Okay, yes, let's get it all out in the open now so that it’s not awkward later - the comedic element in the movie ‘Sex Tape’ is not meant to be derived from the idea of Cameron Diaz and Jason Segel as a legitimate married couple. Nor are we supposed to laugh trying to believe that Diaz’s ripping body has supposedly bore not one but two children.
No, just as the title suggests, our primary couple Jay and Annie, busy little bees that they are and having been together since college, have lost that spark and time to do what couples are supposed to do. So during a rare child-free night, the pair try to get that magic back. After a few disastrous attempts, they decide to make their very own porno using a new iPad with fantastic video resolution.

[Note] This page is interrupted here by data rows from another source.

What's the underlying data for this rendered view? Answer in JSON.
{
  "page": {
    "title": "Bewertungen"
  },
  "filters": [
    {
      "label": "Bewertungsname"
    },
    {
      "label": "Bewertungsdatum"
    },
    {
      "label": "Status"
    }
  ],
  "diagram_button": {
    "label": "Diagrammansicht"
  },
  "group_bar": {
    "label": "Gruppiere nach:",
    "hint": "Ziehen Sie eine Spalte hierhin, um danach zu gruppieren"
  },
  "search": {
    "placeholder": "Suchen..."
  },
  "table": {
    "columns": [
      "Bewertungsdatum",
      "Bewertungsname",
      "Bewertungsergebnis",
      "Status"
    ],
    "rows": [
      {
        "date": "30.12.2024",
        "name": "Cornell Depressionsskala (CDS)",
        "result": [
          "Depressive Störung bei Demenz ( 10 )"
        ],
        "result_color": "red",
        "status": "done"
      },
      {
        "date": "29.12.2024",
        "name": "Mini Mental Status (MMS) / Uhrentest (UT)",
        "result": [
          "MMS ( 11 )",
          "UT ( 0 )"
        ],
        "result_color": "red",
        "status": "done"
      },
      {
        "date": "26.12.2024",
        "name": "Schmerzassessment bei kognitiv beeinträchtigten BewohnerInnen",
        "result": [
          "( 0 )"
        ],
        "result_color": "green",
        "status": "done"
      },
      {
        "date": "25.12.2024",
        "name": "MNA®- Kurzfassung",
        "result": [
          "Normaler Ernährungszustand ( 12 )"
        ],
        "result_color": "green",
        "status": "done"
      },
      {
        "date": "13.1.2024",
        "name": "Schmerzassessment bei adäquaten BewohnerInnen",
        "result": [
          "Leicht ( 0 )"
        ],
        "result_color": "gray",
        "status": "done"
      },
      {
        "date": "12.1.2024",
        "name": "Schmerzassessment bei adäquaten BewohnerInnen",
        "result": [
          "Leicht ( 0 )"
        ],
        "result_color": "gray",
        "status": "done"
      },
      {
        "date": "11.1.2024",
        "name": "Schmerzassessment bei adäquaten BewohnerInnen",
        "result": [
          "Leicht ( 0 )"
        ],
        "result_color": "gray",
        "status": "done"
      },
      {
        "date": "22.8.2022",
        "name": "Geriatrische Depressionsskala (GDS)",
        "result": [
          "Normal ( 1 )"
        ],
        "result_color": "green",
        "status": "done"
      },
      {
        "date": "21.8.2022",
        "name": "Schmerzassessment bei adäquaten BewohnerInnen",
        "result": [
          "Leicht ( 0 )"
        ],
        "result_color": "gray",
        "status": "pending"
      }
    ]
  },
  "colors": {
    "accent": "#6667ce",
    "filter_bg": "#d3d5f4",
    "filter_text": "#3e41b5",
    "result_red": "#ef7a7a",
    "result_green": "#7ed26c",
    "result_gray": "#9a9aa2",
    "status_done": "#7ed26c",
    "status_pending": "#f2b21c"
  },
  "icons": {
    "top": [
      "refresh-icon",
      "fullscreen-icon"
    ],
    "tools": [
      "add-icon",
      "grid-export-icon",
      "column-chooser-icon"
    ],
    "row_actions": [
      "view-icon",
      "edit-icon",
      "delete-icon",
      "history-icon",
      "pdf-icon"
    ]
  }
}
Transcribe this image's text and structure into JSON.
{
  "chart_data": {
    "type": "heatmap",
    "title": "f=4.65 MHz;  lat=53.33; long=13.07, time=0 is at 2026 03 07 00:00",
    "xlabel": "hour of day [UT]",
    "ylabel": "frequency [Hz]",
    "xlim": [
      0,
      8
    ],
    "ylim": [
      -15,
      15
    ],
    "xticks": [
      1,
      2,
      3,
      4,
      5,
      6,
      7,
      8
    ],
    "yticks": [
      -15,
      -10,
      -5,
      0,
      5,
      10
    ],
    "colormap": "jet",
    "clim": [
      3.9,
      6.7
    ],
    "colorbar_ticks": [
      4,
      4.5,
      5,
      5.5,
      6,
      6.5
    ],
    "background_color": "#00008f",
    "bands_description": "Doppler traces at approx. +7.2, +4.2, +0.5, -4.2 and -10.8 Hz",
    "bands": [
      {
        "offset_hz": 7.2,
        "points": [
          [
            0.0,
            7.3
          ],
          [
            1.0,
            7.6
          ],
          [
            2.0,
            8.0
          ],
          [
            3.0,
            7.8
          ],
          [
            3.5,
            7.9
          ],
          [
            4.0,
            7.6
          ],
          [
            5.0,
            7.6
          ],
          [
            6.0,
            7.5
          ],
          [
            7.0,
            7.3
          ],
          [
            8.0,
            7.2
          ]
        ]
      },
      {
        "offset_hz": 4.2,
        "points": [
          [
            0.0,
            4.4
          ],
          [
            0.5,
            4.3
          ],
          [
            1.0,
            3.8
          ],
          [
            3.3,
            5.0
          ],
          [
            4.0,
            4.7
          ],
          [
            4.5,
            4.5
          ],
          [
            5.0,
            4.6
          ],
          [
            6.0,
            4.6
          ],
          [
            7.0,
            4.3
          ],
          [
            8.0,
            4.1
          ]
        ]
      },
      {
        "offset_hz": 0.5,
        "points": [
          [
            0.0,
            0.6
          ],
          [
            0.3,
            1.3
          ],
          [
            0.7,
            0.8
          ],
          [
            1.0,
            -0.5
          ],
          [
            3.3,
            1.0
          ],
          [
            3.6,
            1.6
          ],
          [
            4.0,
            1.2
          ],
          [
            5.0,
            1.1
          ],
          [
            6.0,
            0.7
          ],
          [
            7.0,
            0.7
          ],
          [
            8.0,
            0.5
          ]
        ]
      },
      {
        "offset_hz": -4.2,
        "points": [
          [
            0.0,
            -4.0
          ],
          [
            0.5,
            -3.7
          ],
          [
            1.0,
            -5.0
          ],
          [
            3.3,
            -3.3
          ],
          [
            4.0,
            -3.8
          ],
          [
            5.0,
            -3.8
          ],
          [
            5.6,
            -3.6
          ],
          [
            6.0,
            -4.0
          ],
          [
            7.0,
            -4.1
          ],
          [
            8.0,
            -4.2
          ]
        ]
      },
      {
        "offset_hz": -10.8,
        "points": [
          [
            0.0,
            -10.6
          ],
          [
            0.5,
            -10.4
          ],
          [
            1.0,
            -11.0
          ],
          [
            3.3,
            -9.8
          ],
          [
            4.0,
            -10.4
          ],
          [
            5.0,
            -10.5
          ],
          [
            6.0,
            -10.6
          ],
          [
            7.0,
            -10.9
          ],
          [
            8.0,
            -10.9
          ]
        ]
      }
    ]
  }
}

The event would be a smashing success if it weren’t for “the cloud” - that mysterious invention that everyone uses yet no one seems to know just how it works or, more importantly, how to stop it. It’s eventually discovered that Jay has not only failed to delete the video but it’s actually synched to all the old iPads they’ve given out to friends, family - and even the mailman - over the years. With the added pressure of a mysterious benefactor haunting them and the clock ticking, Jay and Annie spend the night tracking down the iPads and the video trail with the help of their best friends Tess (Ellie Kemper) and Robby (Rob Corrdry).
Diaz and Segel have once again teamed up with their 2011 hit, ‘Bad Teacher’ director Jake Kasdan. That familiarity has played a huge part in this film, considering the frequent nudity by our stars, and let's not forget the reason we’re all here... the graphic sex tape.
Funnily enough, the bulk of the laughs come from the support cast, including Rob Lowe and a choice secret cameo, while Cameron and Jason play the real yet slightly depressing couple struggling to come to terms with the events that led to them needing to make the tape in the first place. However it's the tape itself, finally revealed in the last 10 minutes, that draws the biggest LOL moments. The previous 84 minutes of the film trot along nicely, yet only inspire a smile and a few short-lived giggles.
This sadly isn’t the comedy classic you’d hope it to be, but it ticks a couple of the right boxes here and there.